CRISPR-Cas9 Arabidopsis mutants of genes for ARPC1 and ARPC3 subunits of ARP2/3 complex reveal differential roles of complex subunits.

Protein complex Arp2/3 has a conserved role in the nucleation of branched actin filaments. It is constituted of seven subunits, including actin-like subunits ARP2 and ARP3 plus five other subunits called Arp2/3 Complex Component 1 to 5, which are not related to actin. Knock-out plant mutants lacking individual plant ARP2/3 subunits have a typical phenotype of distorted trichomes, altered pavement cells shape and defects in cell adhesion. While knock-out mutant Arabidopsis plants for most ARP2/3 subunits have been characterized before, Arabidopsis plant mutants missing ARPC1 and ARPC3 subunits have not yet been described.

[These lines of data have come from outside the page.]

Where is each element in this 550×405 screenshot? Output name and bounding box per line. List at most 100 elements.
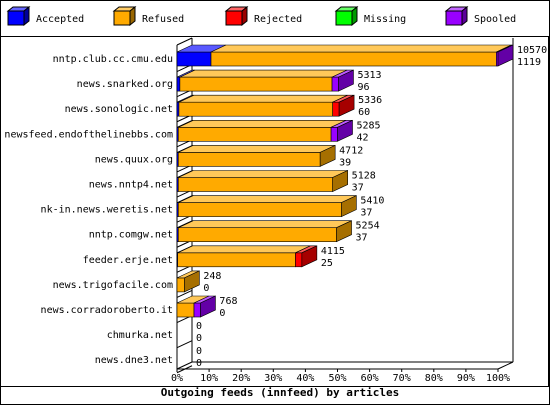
- total-label: 4115: [321, 246, 345, 257]
- x-tick-label: 10%: [200, 373, 218, 384]
- bar-segment-side: [336, 220, 352, 243]
- x-tick-label: 100%: [486, 373, 510, 384]
- accepted-label: 96: [357, 82, 369, 93]
- y-tick-label: news.snarked.org: [77, 79, 173, 90]
- x-tick-label: 20%: [232, 373, 250, 384]
- x-tick-label: 90%: [457, 373, 475, 384]
- bar-segment: [176, 76, 181, 92]
- bar-segment-side: [337, 119, 353, 142]
- x-tick-label: 50%: [328, 373, 346, 384]
- bar-segment-top: [179, 69, 348, 78]
- total-label: 5128: [352, 171, 376, 182]
- floor-left: [176, 361, 193, 370]
- bar-segment: [177, 202, 342, 217]
- accepted-label: 0: [196, 333, 202, 344]
- y-tick-label: nntp.club.cc.cmu.edu: [53, 54, 173, 65]
- y-tick-label: news.dne3.net: [95, 355, 173, 366]
- bar-segment-top: [178, 170, 348, 178]
- y-tick-label: newsfeed.endofthelinebbs.com: [4, 129, 173, 140]
- bar-segment-side: [338, 94, 355, 117]
- legend-label: Accepted: [36, 14, 84, 25]
- x-tick-label: 40%: [296, 373, 314, 384]
- bar-segment-top: [178, 195, 357, 203]
- bar-segment: [179, 76, 333, 92]
- row-separator: [176, 340, 193, 349]
- legend-swatch-side: [351, 5, 358, 27]
- y-tick-label: news.quux.org: [95, 154, 173, 165]
- row-separator: [176, 289, 193, 298]
- total-label: 248: [203, 271, 221, 282]
- legend-label: Refused: [142, 14, 184, 25]
- bar-segment: [177, 152, 321, 167]
- x-tick-label: 60%: [361, 373, 379, 384]
- plot-frame: [0, 36, 549, 387]
- legend-swatch: [335, 10, 353, 26]
- x-tick-label: 70%: [393, 373, 411, 384]
- accepted-label: 60: [358, 107, 370, 118]
- legend-swatch: [113, 10, 131, 26]
- row-separator: [176, 365, 193, 374]
- bar-segment: [177, 252, 296, 268]
- bar-segment-side: [497, 44, 514, 67]
- legend-swatch-side: [23, 5, 30, 27]
- bar-segment-top: [178, 220, 352, 228]
- x-axis-title: Outgoing feeds (innfeed) by articles: [161, 386, 399, 399]
- accepted-label: 37: [352, 183, 364, 194]
- bar-segment: [177, 127, 332, 142]
- bar-segment-side: [338, 69, 354, 92]
- bar-segment: [178, 101, 333, 117]
- total-label: 5336: [358, 95, 382, 106]
- legend-swatch: [225, 10, 243, 26]
- x-tick-label: 0%: [171, 373, 183, 384]
- legend-label: Rejected: [254, 14, 302, 25]
- wall-top: [176, 37, 193, 46]
- y-tick-label: feeder.erje.net: [83, 255, 173, 266]
- total-label: 0: [196, 346, 202, 357]
- legend-swatch-side: [129, 5, 136, 27]
- bar-segment: [177, 177, 333, 192]
- accepted-label: 1119: [517, 57, 541, 68]
- floor-right: [497, 361, 514, 370]
- y-tick-label: nk-in.news.weretis.net: [41, 205, 173, 216]
- bar-segment: [176, 51, 212, 67]
- bar-segment-top: [178, 120, 347, 128]
- bar-segment-top: [177, 245, 311, 254]
- bar-segment-side: [200, 295, 216, 318]
- bar-segment-top: [178, 145, 336, 153]
- accepted-label: 0: [219, 308, 225, 319]
- total-label: 10570: [517, 45, 547, 56]
- bar-segment: [210, 51, 497, 67]
- legend-swatch-side: [241, 5, 248, 27]
- legend-swatch-side: [461, 5, 468, 27]
- accepted-label: 37: [356, 233, 368, 244]
- total-label: 768: [219, 296, 237, 307]
- total-label: 0: [196, 321, 202, 332]
- y-tick-label: nntp.comgw.net: [89, 230, 173, 241]
- y-tick-label: news.sonologic.net: [65, 104, 173, 115]
- legend-swatch: [445, 10, 463, 26]
- bar-segment: [176, 277, 185, 293]
- legend-label: Missing: [364, 14, 406, 25]
- bar-segment-top: [210, 44, 512, 53]
- bar-segment: [295, 252, 303, 268]
- accepted-label: 37: [360, 208, 372, 219]
- accepted-label: 0: [196, 358, 202, 369]
- total-label: 5285: [357, 120, 381, 131]
- y-tick-label: news.corradoroberto.it: [41, 305, 173, 316]
- total-label: 4712: [339, 145, 363, 156]
- y-tick-label: chmurka.net: [107, 330, 173, 341]
- y-tick-label: news.nntp4.net: [89, 180, 173, 191]
- bar-segment-side: [332, 170, 348, 192]
- total-label: 5254: [356, 221, 380, 232]
- legend-swatch: [7, 10, 25, 26]
- bar-segment: [193, 302, 201, 318]
- bar-segment: [176, 302, 195, 318]
- bar-segment: [332, 101, 340, 117]
- bar-segment-side: [184, 270, 200, 293]
- accepted-label: 42: [357, 132, 369, 143]
- bar-segment-side: [341, 195, 357, 218]
- total-label: 5410: [360, 196, 384, 207]
- bar-segment: [330, 127, 338, 142]
- bar-segment-side: [319, 144, 336, 167]
- y-tick-label: news.trigofacile.com: [53, 280, 173, 291]
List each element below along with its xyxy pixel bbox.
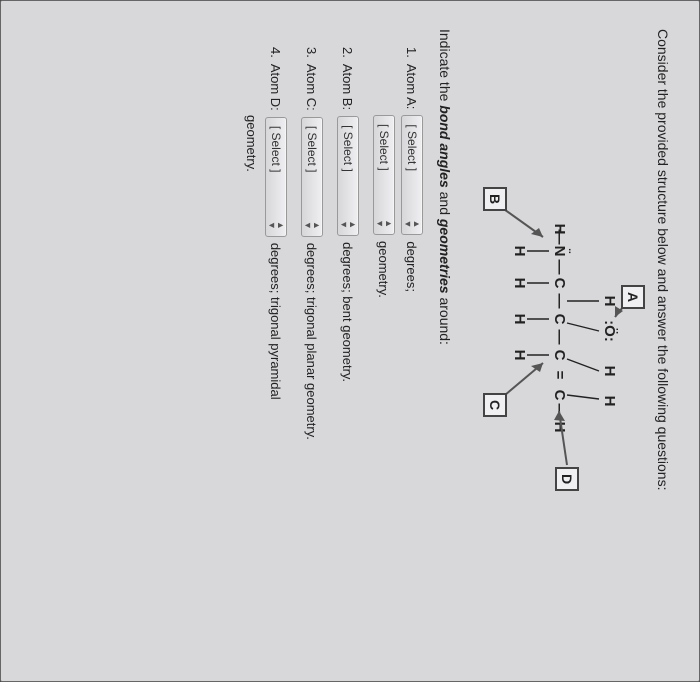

Using CRISPR/Cas9, we generated knock-out mutants lacking ARPC1 and ARPC3 subunits. We confirmed that the loss of ARPC1 subunits results in the typical ARP2/3 mutant phenotype. However, the mutants lacking ARPC3 subunits resulted in plants with surprisingly different phenotypes. Our results suggest that plant ARP2/3 complex function in trichome shaping does not require ARPC3 subunit, while the fully assembled complex is necessary for the establishment of correct cell adhesion in the epidermis.